Y tomar decisiones desde el pánico de "esto me define" es la mejor forma de tomar las peores decisiones posibles.
¿Qué ocurre el mes que la facturación baja de verdad?
Empieza sutil. Un mes flojo. Lo justificas con el verano, con agosto, con que "el mercado está raro".
El siguiente mes es igual. Ahí ya no hay excusa fácil. Ahí empieza el ruido interno. Revisas métricas que no habías mirado en semanas. Mandas emails que no debías mandar todavía. Bajas precios que no debías bajar. Tomas decisiones reactivas disfrazadas de estrategia.
Lo que realmente está pasando es que tu autoestima tiene una fuga y estás intentando taparla con acción. No es estrategia. Es pánico con agenda.
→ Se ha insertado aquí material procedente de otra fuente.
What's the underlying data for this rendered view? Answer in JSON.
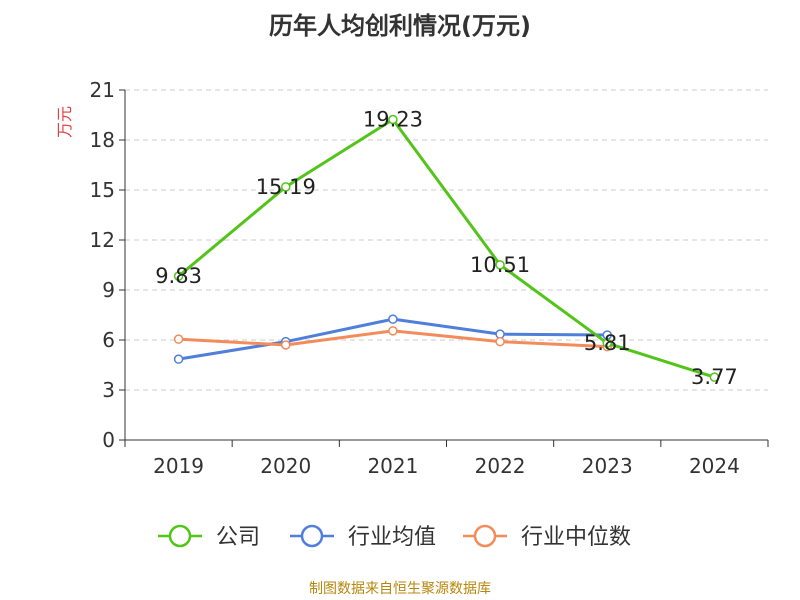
{
  "chart_data": {
    "type": "line",
    "title": "历年人均创利情况(万元)",
    "ylabel": "万元",
    "xlabel": "",
    "categories": [
      "2019",
      "2020",
      "2021",
      "2022",
      "2023",
      "2024"
    ],
    "ylim": [
      0,
      21
    ],
    "yticks": [
      0,
      3,
      6,
      9,
      12,
      15,
      18,
      21
    ],
    "grid": true,
    "legend_position": "bottom",
    "series": [
      {
        "name": "公司",
        "color": "#52c41a",
        "values": [
          9.83,
          15.19,
          19.23,
          10.51,
          5.81,
          3.77
        ],
        "labels": [
          "9.83",
          "15.19",
          "19.23",
          "10.51",
          "5.81",
          "3.77"
        ]
      },
      {
        "name": "行业均值",
        "color": "#4f7fdb",
        "values": [
          4.85,
          5.9,
          7.25,
          6.35,
          6.3,
          null
        ]
      },
      {
        "name": "行业中位数",
        "color": "#f28c5a",
        "values": [
          6.05,
          5.7,
          6.55,
          5.9,
          5.6,
          null
        ]
      }
    ]
  },
  "source": "制图数据来自恒生聚源数据库"
}
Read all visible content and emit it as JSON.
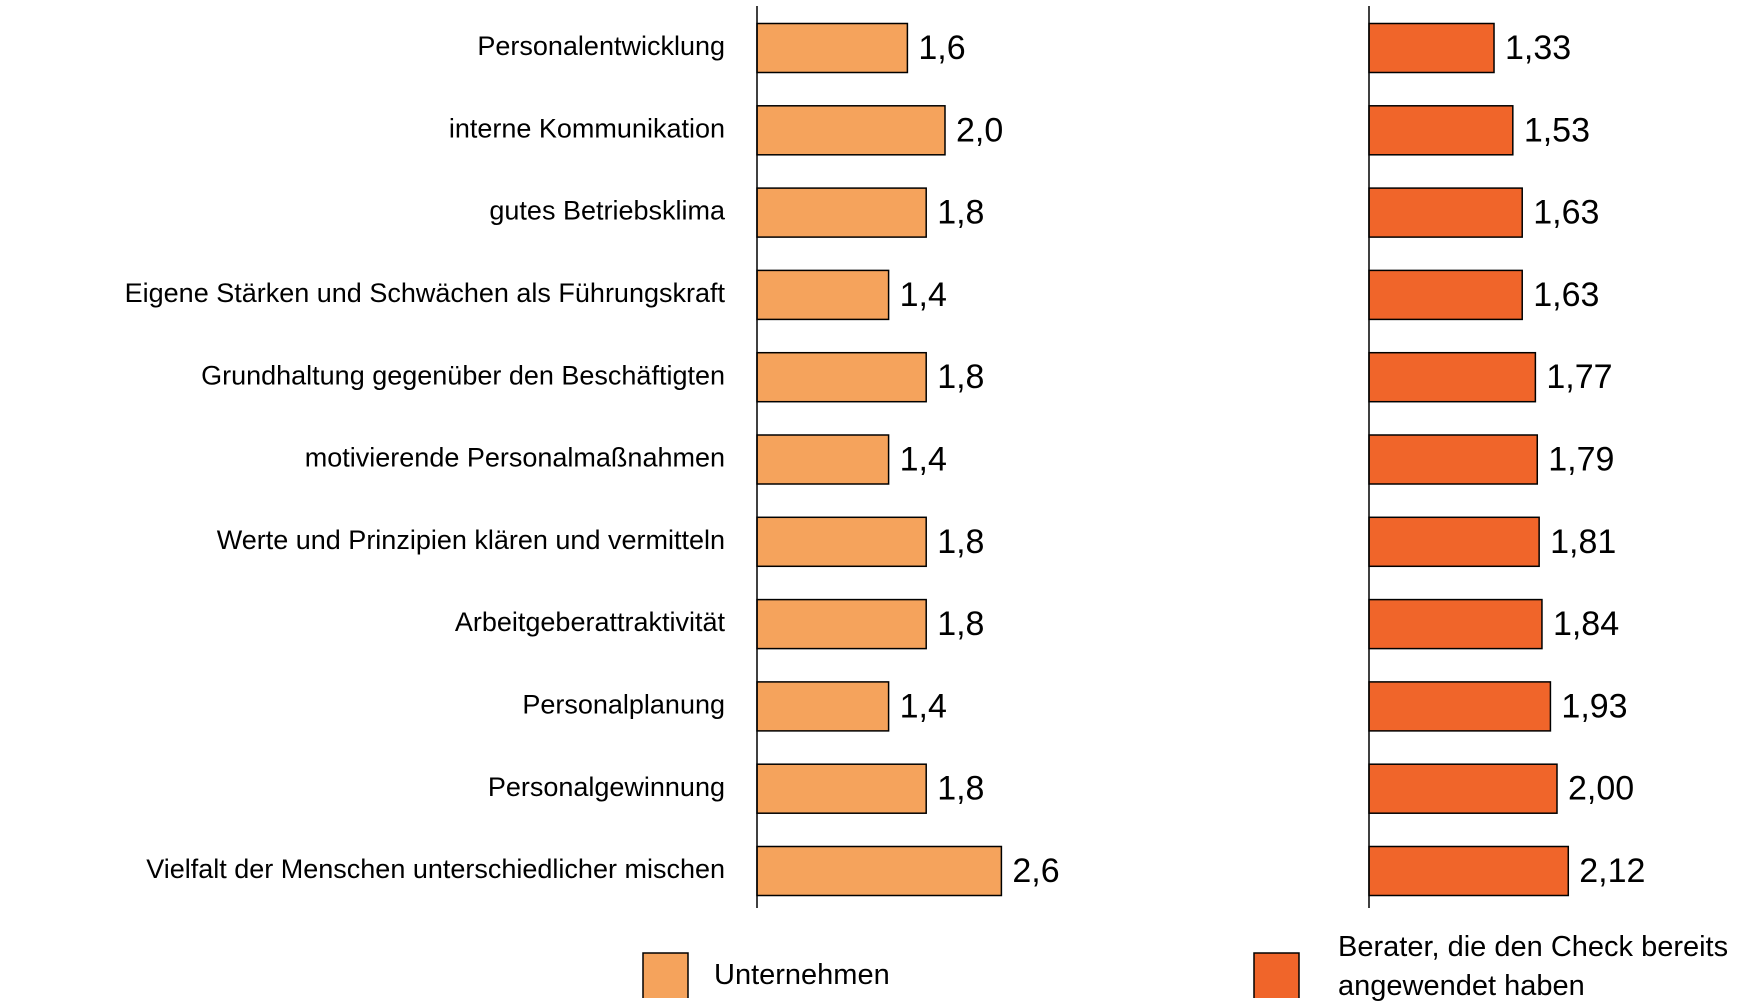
{
  "chart_data": [
    {
      "type": "hbar",
      "categories": [
        "Personalentwicklung",
        "interne Kommunikation",
        "gutes Betriebsklima",
        "Eigene Stärken und Schwächen als Führungskraft",
        "Grundhaltung gegenüber den Beschäftigten",
        "motivierende Personalmaßnahmen",
        "Werte und Prinzipien klären und vermitteln",
        "Arbeitgeberattraktivität",
        "Personalplanung",
        "Personalgewinnung",
        "Vielfalt der Menschen unterschiedlicher mischen"
      ],
      "series": [
        {
          "name": "Unternehmen",
          "color": "#f5a35c",
          "values": [
            1.6,
            2.0,
            1.8,
            1.4,
            1.8,
            1.4,
            1.8,
            1.8,
            1.4,
            1.8,
            2.6
          ],
          "value_labels": [
            "1,6",
            "2,0",
            "1,8",
            "1,4",
            "1,8",
            "1,4",
            "1,8",
            "1,8",
            "1,4",
            "1,8",
            "2,6"
          ]
        }
      ],
      "xlim": [
        0,
        3
      ]
    },
    {
      "type": "hbar",
      "series": [
        {
          "name": "Berater, die den Check bereits angewendet haben",
          "color": "#f0652a",
          "values": [
            1.33,
            1.53,
            1.63,
            1.63,
            1.77,
            1.79,
            1.81,
            1.84,
            1.93,
            2.0,
            2.12
          ],
          "value_labels": [
            "1,33",
            "1,53",
            "1,63",
            "1,63",
            "1,77",
            "1,79",
            "1,81",
            "1,84",
            "1,93",
            "2,00",
            "2,12"
          ]
        }
      ],
      "xlim": [
        0,
        3
      ]
    }
  ]
}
Si reconoces este patrón en ti mismo, probablemente también te suene lo que describe facturar no es ganar: que los números que ves no siempre te dicen lo que crees que te dicen. Y cuando los números se convierten en tu termómetro emocional, te engañas el doble.
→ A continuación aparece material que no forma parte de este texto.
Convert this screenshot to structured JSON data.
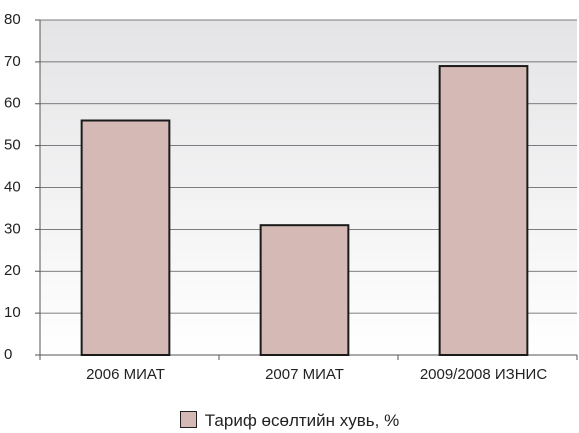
{
  "chart_data": {
    "type": "bar",
    "categories": [
      "2006 МИАТ",
      "2007 МИАТ",
      "2009/2008 ИЗНИС"
    ],
    "series": [
      {
        "name": "Тариф өсөлтийн хувь, %",
        "color": "#d4b9b5",
        "values": [
          56,
          31,
          69
        ]
      }
    ],
    "ylim": [
      0,
      80
    ],
    "yticks": [
      0,
      10,
      20,
      30,
      40,
      50,
      60,
      70,
      80
    ],
    "grid": true
  }
}
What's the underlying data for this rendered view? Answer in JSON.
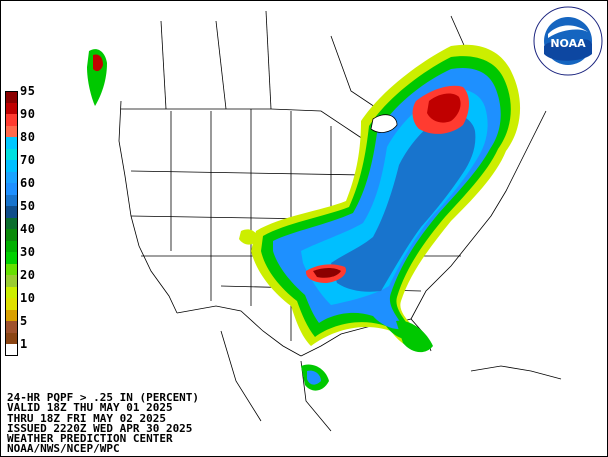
{
  "product": {
    "title": "24-HR PQPF > .25 IN (PERCENT)",
    "valid": "VALID 18Z THU MAY 01 2025",
    "thru": "THRU 18Z FRI MAY 02 2025",
    "issued": "ISSUED 2220Z WED APR 30 2025",
    "center": "WEATHER PREDICTION CENTER",
    "agency": "NOAA/NWS/NCEP/WPC"
  },
  "logo": {
    "text": "NOAA",
    "ring_text": "NATIONAL OCEANIC AND ATMOSPHERIC ADMINISTRATION · U.S. DEPARTMENT OF COMMERCE"
  },
  "legend": [
    {
      "label": "95",
      "color": "#8b0000"
    },
    {
      "label": "",
      "color": "#c00000"
    },
    {
      "label": "90",
      "color": "#ff3b30"
    },
    {
      "label": "",
      "color": "#ff6a4d"
    },
    {
      "label": "80",
      "color": "#00c8ff"
    },
    {
      "label": "",
      "color": "#00e0e0"
    },
    {
      "label": "70",
      "color": "#00bfff"
    },
    {
      "label": "",
      "color": "#1aa3ff"
    },
    {
      "label": "60",
      "color": "#1e90ff"
    },
    {
      "label": "",
      "color": "#1874cd"
    },
    {
      "label": "50",
      "color": "#104e8b"
    },
    {
      "label": "",
      "color": "#0b6e2e"
    },
    {
      "label": "40",
      "color": "#0a8a0a"
    },
    {
      "label": "",
      "color": "#00b000"
    },
    {
      "label": "30",
      "color": "#00d000"
    },
    {
      "label": "",
      "color": "#66e000"
    },
    {
      "label": "20",
      "color": "#9acd32"
    },
    {
      "label": "",
      "color": "#ccee00"
    },
    {
      "label": "10",
      "color": "#e0e000"
    },
    {
      "label": "",
      "color": "#d9a000"
    },
    {
      "label": "5",
      "color": "#a0522d"
    },
    {
      "label": "",
      "color": "#8b4513"
    },
    {
      "label": "1",
      "color": "#ffffff"
    }
  ]
}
¿Cómo se separa la autoestima de la cuenta bancaria?
No hay un truco. Hay un trabajo.
El primer paso es reconocer que la confusión existe. Que no es que seas apasionado o comprometido. Es que has delegado tu valor propio en un número que cambia cada mes. Y ese número no sabe quién eres. No tiene ni idea.
El segundo paso es construir identidad fuera del negocio, aunque sea en pequeño. No para "desconectar". Para recordarte que existes aunque el negocio no funcione. Que eres alguien antes de ser emprendedor.
El tercero, y el más difícil, es aprender a diagnosticar el negocio sin diagnosticarte a ti. Un mes malo no es una señal de que fallaste como persona. Es una señal de que algo en el sistema no está funcionando. Son problemas distintos y necesitan soluciones distintas.
Porque si tratas el problema de negocio como si fuera un problema tuyo, lo que haces es paralizarte. Y un negocio con el fundador paralizado no se recupera solo.
Tu negocio es algo que haces. No algo que eres. La diferencia parece pequeña hasta que baja la facturación y comprendes que es todo.